A piece of Chang Shana's work. (Photo provided to China Daily)
Chang Shana made her debut as a painter in 1945, at age 14, when she held a joint exhibition with her father, Chang Shuhong (1904-94), hailed as the "patron saint of Dunhuang", in Lanzhou, in northwestern Gansu province.
They were showcasing dozens of colorful ink-on-paper copies of the murals in the Mogao Grottoes. The exhibition caused a sensation leading to more attention being paid to the protection of the Dunhuang cave art.
Chang Shana was born in Lyon and lived in France till she was 6. Her parents were first-generation Chinese artists studying in France.
However, in 1943, the family moved to Dunhuang, a remote county in Gansu, because Chang Shuhong-by then a promising artist who had won several medals at salons in France-was inspired after reading about Dunhuang's Buddhist manuscripts and cave art in France.
In 1944, he became the founding director of the Dunhuang Art Institute (now the Dunhuang Academy). He gave up the prospect of furthering his art career and devoted himself to the protection and study of Dunhuang's treasures.
Chang Shana lived in Dunhuang for nearly six years before she was sent to the School of the Museum of Fine Arts in Boston, in the United States.
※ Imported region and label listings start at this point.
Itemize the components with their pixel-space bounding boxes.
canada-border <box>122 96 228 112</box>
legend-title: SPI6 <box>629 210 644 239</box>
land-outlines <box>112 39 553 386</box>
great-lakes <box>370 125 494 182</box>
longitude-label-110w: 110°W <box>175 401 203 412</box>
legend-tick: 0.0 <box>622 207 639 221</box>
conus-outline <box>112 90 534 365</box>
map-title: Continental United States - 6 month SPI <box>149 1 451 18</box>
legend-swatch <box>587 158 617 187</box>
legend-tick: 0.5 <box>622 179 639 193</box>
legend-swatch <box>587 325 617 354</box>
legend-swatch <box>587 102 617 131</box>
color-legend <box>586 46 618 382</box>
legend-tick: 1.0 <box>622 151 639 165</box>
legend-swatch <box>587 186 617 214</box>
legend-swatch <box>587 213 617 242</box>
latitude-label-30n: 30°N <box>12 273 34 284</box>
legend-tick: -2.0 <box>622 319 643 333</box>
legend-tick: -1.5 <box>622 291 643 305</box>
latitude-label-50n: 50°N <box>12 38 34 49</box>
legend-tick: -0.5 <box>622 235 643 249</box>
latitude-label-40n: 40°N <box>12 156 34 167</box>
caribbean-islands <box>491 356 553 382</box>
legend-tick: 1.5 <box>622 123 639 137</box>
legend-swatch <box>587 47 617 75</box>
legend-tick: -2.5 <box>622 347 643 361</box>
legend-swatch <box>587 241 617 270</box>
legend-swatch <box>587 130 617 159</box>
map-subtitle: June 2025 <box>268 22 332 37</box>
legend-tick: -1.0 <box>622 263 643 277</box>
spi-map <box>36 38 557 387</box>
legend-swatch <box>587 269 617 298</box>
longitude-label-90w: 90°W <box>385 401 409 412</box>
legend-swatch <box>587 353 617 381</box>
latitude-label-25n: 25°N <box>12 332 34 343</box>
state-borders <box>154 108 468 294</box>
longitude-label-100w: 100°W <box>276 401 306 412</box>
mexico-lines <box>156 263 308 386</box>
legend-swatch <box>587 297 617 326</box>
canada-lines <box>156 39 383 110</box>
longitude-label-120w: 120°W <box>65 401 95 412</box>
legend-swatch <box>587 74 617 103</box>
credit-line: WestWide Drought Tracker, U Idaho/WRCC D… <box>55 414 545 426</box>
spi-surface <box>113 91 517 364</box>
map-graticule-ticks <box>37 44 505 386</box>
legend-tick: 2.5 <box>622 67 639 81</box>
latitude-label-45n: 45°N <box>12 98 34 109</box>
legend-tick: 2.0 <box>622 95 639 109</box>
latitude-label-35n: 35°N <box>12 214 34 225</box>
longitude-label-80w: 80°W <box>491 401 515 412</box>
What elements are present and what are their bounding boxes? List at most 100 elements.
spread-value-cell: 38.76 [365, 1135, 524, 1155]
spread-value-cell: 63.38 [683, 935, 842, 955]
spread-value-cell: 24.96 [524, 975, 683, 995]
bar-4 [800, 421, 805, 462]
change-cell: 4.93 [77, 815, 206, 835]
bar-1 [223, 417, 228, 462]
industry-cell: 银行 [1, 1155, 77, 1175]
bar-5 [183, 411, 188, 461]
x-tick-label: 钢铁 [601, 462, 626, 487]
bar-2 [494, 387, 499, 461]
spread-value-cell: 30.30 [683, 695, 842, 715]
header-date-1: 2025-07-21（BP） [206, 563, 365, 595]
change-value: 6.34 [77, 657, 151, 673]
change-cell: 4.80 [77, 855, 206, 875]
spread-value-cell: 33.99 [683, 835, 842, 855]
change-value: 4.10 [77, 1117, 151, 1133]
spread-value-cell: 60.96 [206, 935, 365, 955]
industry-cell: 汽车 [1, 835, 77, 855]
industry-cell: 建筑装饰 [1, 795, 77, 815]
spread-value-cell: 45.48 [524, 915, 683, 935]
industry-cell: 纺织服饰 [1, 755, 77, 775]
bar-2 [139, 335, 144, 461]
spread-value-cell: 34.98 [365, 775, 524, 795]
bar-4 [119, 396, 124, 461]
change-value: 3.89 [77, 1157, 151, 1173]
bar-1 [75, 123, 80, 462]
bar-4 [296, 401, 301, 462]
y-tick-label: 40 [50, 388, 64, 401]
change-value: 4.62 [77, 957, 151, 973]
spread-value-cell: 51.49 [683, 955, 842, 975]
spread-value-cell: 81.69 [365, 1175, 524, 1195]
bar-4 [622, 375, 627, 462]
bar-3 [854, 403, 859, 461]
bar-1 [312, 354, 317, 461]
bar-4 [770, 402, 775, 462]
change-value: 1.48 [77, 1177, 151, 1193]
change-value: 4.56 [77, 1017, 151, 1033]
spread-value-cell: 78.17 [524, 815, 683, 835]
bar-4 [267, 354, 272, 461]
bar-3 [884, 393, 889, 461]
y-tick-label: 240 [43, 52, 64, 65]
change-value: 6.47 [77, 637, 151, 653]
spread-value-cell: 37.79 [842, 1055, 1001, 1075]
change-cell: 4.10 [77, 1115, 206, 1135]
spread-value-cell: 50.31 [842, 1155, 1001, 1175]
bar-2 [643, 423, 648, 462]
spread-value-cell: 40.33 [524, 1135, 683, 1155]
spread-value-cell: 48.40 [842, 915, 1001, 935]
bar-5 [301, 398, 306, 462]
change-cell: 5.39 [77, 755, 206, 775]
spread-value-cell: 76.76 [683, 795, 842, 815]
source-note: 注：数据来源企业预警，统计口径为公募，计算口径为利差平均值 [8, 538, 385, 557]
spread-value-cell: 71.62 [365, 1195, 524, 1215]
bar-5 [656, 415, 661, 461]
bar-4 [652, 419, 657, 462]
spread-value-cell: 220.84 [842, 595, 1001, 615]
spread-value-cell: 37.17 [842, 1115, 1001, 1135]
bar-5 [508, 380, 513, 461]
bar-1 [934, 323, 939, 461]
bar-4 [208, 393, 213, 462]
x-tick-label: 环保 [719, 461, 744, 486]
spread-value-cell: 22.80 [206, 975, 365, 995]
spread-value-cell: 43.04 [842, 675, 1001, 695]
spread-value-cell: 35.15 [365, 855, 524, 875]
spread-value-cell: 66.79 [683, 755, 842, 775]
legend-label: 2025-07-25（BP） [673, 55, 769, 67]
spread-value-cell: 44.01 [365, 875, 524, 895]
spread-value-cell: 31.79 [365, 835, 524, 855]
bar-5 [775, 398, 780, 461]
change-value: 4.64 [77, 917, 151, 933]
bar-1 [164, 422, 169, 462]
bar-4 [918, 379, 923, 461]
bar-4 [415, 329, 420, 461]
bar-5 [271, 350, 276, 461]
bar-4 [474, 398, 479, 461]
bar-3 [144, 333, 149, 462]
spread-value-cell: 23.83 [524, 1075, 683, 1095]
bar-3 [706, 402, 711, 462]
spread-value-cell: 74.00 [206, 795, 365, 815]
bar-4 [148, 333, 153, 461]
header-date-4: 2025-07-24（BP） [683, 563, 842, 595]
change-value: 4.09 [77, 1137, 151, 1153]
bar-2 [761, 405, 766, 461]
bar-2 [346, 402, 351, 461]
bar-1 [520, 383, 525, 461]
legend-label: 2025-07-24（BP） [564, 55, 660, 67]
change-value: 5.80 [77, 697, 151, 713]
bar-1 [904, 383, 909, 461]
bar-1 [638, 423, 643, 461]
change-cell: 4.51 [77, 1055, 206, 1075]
In Dunhuang, where she leaned the basics of painting, she made facsimiles of the murals, under the guidance of her father, researchers at the institute and visiting artists.
Copies of her works are now on show at her solo exhibition, Everlasting Beauty of Dunhuang, at Beijing's National Art Museum of China.
These paintings show deities and sutras-a testimony to Dunhuang's past glories as a major stop on the ancient Silk Road.
Also, they encapsulate the memories of a teenage girl in Dunhuang, where she had to cope with harsh living conditions and her parents' divorce.
Liu Dawei, the chairman of the China Artists Association, remembers how difficult life in Dunhuang was in the late 1970s.
Liu, then a postgraduate of Chinese painting at the Central Academy of Fine Arts, traveled there with classmates to study the murals.
He says that during their stay, they were given lectures by Chang Shuhong at his home-a mud courtyard close to a dry riverbed in the vast desert-and they ate thick pancakes and pickled watermelon peel, which Chang said was what the institute staff had survived on for many years.
While attending school and taking care of her younger brother, Chang Shana found great comfort and strength in painting.
She says that she spent her school holidays painting in the grottoes. In the day, she climbed the ladders and followed researchers into the caves. At night, she learned sketching.
She says she felt excited to enter the caves, which did not have doors. As the caves faced the east, sunlight would illuminate the colorful paintings on the walls.
"All day long, I was surrounded by beautiful Buddhist figures who looked so benign. Above my head were the caisson ceilings on which sophisticated patterns were arranged. And, what surrounded me were vivid sutra paintings.
"I used to feel so enthralled by the colors and details that I sang as I painted."